The congregation began worshipping in 1994 in a storefront that was formerly the city headquarters of Jesse Jackson’s presidential campaign. It was chartered as a United Methodist congregation in 1996. The church expanded its space in 1998 after a hardware store closed down next door. It stayed there until moving to the former warehouse this year.

The church has 200 members on its rolls and average Sunday attendance of about 75, Higgs said. About a third of the members are homeless; 70 percent are black. “Our primary vision is to build a racially inclusive congregation,” Higgs said.


The music is a mix of gospel, contemporary and traditional Methodist hymns.

The church may not support itself financially, but the homeless members have a lot to offer, Higgs said.

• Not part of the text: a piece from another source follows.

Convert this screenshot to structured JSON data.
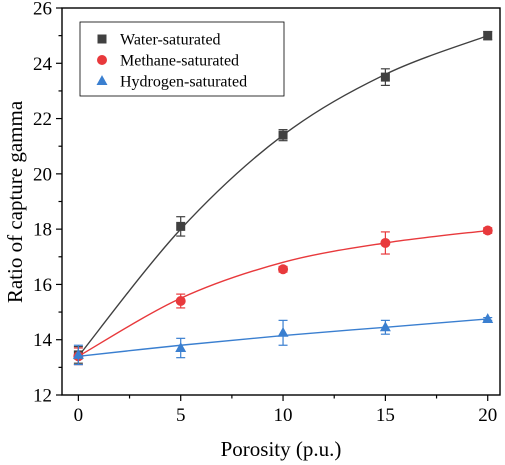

“We don’t have a janitorial staff,” Higgs said. “We have volunteers from the homeless community. It takes a lot of checks in the offering plate to pay for a janitor.”

Many of them also contribute their skills as plumbers, sheetrock hangers or painters, he said.

Methodist, Catholic, Episcopal, Baptist and Pentecostal congregations have supplied the weekly volunteers who donate and prepare food for the Sunday lunches.

The church serves about 700 meals a week, including breakfast Tuesday through Friday and Sunday. The homeless are also given donated clothes.

“When I first walked in, I felt welcome,” said James Boyd, who was homeless several years ago. “As the Bible says, it takes you as you are. You may be dirty, you may be smelly, but you’re welcome here.”


Jones said that if more churches took Jesus’ teachings on caring for the poor seriously, the homeless would be swarmed with Christian compassion.

“This church is about the Sermon on the Mount and the beatitudes,” Jones said. “It’s biblical. You can come here and feel accepted. This church offers acceptance in a world full of rejection.”